ASB's billion dollar profit

Mortgage Rates

Cash NPAT was $1.03 billion, an increase of 13% on the prior comparative period. Cash NPAT is the preferred measure of financial performance as it presents ASB’s underlying operating results and excludes items that introduce volatility and/or one-off distortions, and are not considered representative of ASB’s on-going financial performance.

ASB chief executive Barbara Chapman said the strong annual result was the product of sustained lending and deposit growth across the business, generated against the backdrop of an uncertain global economy, volatile offshore funding costs and pressure on margins.
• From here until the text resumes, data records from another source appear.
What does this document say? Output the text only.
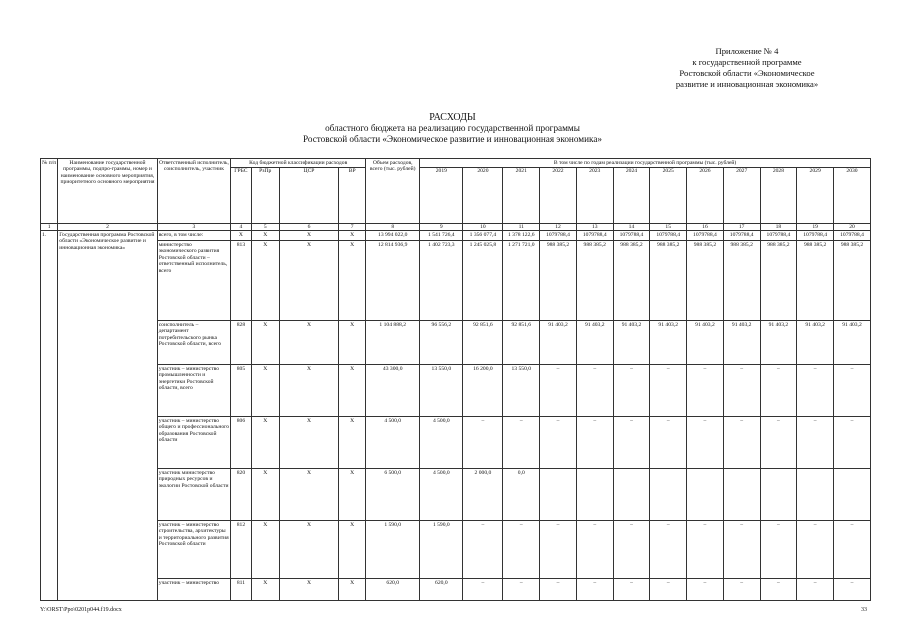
Приложение № 4
к государственной программе
Ростовской области «Экономическое
развитие и инновационная экономика»
РАСХОДЫ
областного бюджета на реализацию государственной программы
Ростовской области «Экономическое развитие и инновационная экономика»
№ п/п	Наименование государственной программы, подпро-граммы, номер и наименование основного мероприятия, приоритетного основного мероприятия	Ответственный исполнитель, соисполнитель, участник	Код бюджетной классификации расходов				Объем расходов, всего (тыс. рублей)	В том числе по годам реализации государственной программы (тыс. рублей)											
			ГРБС	РзПр	ЦСР	ВР		2019	2020	2021	2022	2023	2024	2025	2026	2027	2028	2029	2030
1	2	3	4	5	6	7	8	9	10	11	12	13	14	15	16	17	18	19	20
1.	Государственная программа Ростовской области «Экономическое развитие и инновационная экономика»	всего, в том числе:	X	X	X	X	13 994 022,0	1 541 726,4	1 356 077,4	1 378 122,6	1079788,4	1079788,4	1079788,4	1079788,4	1079788,4	1079788,4	1079788,4	1079788,4	1079788,4
		министерство экономического развития Ростовской области – ответственный исполнитель, всего	813	X	X	X	12 814 936,9	1 402 723,3	1 245 025,8	1 271 721,0	988 385,2	988 385,2	988 385,2	988 385,2	988 385,2	988 385,2	988 385,2	988 385,2	988 385,2
		соисполнитель – департамент потребительского рынка Ростовской области, всего	828	X	X	X	1 104 888,2	96 556,2	92 851,6	92 851,6	91 403,2	91 403,2	91 403,2	91 403,2	91 403,2	91 403,2	91 403,2	91 403,2	91 403,2
		участник – министерство промышленности и энергетики Ростовской области, всего	805	X	X	X	43 300,0	13 550,0	16 200,0	13 550,0	–	–	–	–	–	–	–	–	–
		участник – министерство общего и профессионального образования Ростовской области	806	X	X	X	4 500,0	4 500,0	–	–	–	–	–	–	–	–	–	–	–
		участник министерство природных ресурсов и экологии Ростовской области	820	X	X	X	6 500,0	4 500,0	2 000,0	0,0									
		участник – министерство строительства, архитектуры и территориального развития Ростовской области	812	X	X	X	1 590,0	1 590,0	–	–	–	–	–	–	–	–	–	–	–
		участник – министерство	811	X	X	X	620,0	620,0	–	–	–	–	–	–	–	–	–	–	–
Y:\ORST\Ppo\0201p044.f19.docx	33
“Over the past year, we have remained focused on delivering sustainable, diversified balance sheet growth across our key customer portfolios. All our business units performed well and we continue to experience sustained momentum, despite some external headwinds and a rapidly evolving financial services market.”
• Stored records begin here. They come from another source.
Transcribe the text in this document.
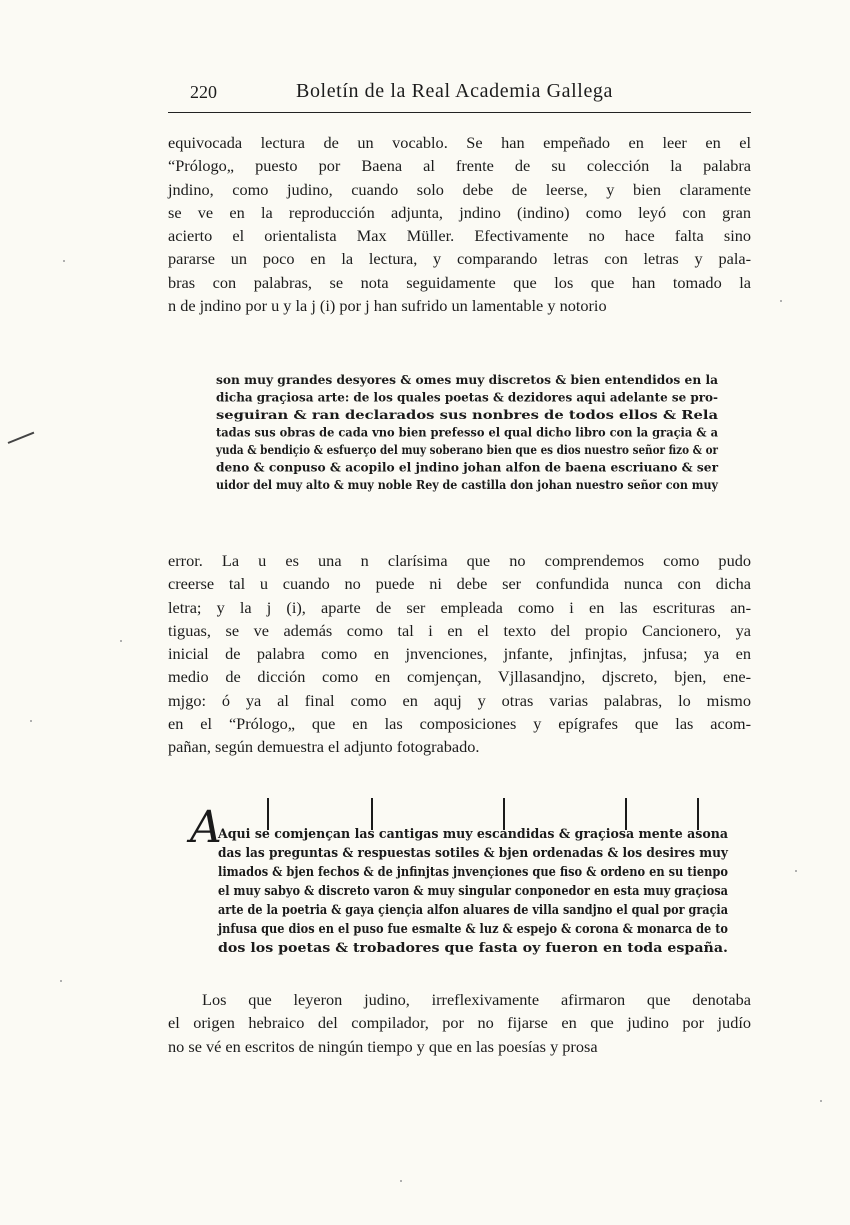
220	Boletín de la Real Academia Gallega
equivocada lectura de un vocablo. Se han empeñado en leer en el
“Prólogo„ puesto por Baena al frente de su colección la palabra
jndino, como judino, cuando solo debe de leerse, y bien claramente
se ve en la reproducción adjunta, jndino (indino) como leyó con gran
acierto el orientalista Max Müller. Efectivamente no hace falta sino
pararse un poco en la lectura, y comparando letras con letras y pala-
bras con palabras, se nota seguidamente que los que han tomado la
n de jndino por u y la j (i) por j han sufrido un lamentable y notorio
son muy grandes desyores & omes muy discretos & bien entendidos en la
dicha graçiosa arte: de los quales poetas & dezidores aqui adelante se pro-
seguiran & ran declarados sus nonbres de todos ellos & Rela
tadas sus obras de cada vno bien prefesso el qual dicho libro con la graçia & a
yuda & bendiçio & esfuerço del muy soberano bien que es dios nuestro señor fizo & or
deno & conpuso & acopilo el jndino johan alfon de baena escriuano & ser
uidor del muy alto & muy noble Rey de castilla don johan nuestro señor con muy
error. La u es una n clarísima que no comprendemos como pudo
creerse tal u cuando no puede ni debe ser confundida nunca con dicha
letra; y la j (i), aparte de ser empleada como i en las escrituras an-
tiguas, se ve además como tal i en el texto del propio Cancionero, ya
inicial de palabra como en jnvenciones, jnfante, jnfinjtas, jnfusa; ya en
medio de dicción como en comjençan, Vjllasandjno, djscreto, bjen, ene-
mjgo: ó ya al final como en aquj y otras varias palabras, lo mismo
en el “Prólogo„ que en las composiciones y epígrafes que las acom-
pañan, según demuestra el adjunto fotograbado.
Aqui se comjençan las cantigas muy escandidas & graçiosa mente asona
das las preguntas & respuestas sotiles & bjen ordenadas & los desires muy
limados & bjen fechos & de jnfinjtas jnvençiones que fiso & ordeno en su tienpo
el muy sabyo & discreto varon & muy singular conponedor en esta muy graçiosa
arte de la poetria & gaya çiençia alfon aluares de villa sandjno el qual por graçia
jnfusa que dios en el puso fue esmalte & luz & espejo & corona & monarca de to
dos los poetas & trobadores que fasta oy fueron en toda españa.
A
Los que leyeron judino, irreflexivamente afirmaron que denotaba
el origen hebraico del compilador, por no fijarse en que judino por judío
no se vé en escritos de ningún tiempo y que en las poesías y prosa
Home loans increased by 7% against the prior year while business, commercial and rural lending grew by 11%. This contributed to an increase in total customer lending of 8% on the previous financial year. At the same time, customer deposits grew by 6% in a highly competitive market for bank deposits.

ASB’s cash net interest margin (NIM) remained under pressure, declining by 15bps. “This reduction was driven by a combination of increased funding costs and higher net costs relating to customers breaking fixed rate loans,” Chapman says in a statement.

Operating income growth

Operating income growth was 5% (on a cash basis). This, combined with a prolonged period of near flat expense growth, contributed to a cost to income ratio of 35.8%, an improvement of 140 basis points over the prior year.

“Thanks to our strategic focus on productivity, we have succeeded in containing costs, simplifying our processes and improving efficiency,” Chapman says. “Ultimately this allows us to invest in providing exceptional experiences to customers across our business, whether they choose to interact with us in person or digitally.

“With this in mind, we have continued our strong investment in technology and innovation and have introduced a range of practical new enhancements to our digital offerings. Just one example is our digital home loan re-fix functionality, which means customers no longer require staff assistance to re-fix their home loan rate. Instead, they can access personalised pricing and complete their re-fix when and where it suits them.”

Reduction in impairments

Loan Impairment Expense (LIE) reduced by 47% (-$61m), following decreased provisioning, primarily due to the continuing recovery of the dairy sector. “We have been supporting our rural customers through a challenging period and as we enter the next phase of the cycle, this has reduced the amount of provision required to set aside for bad and doubtful debts,” Ms Chapman says.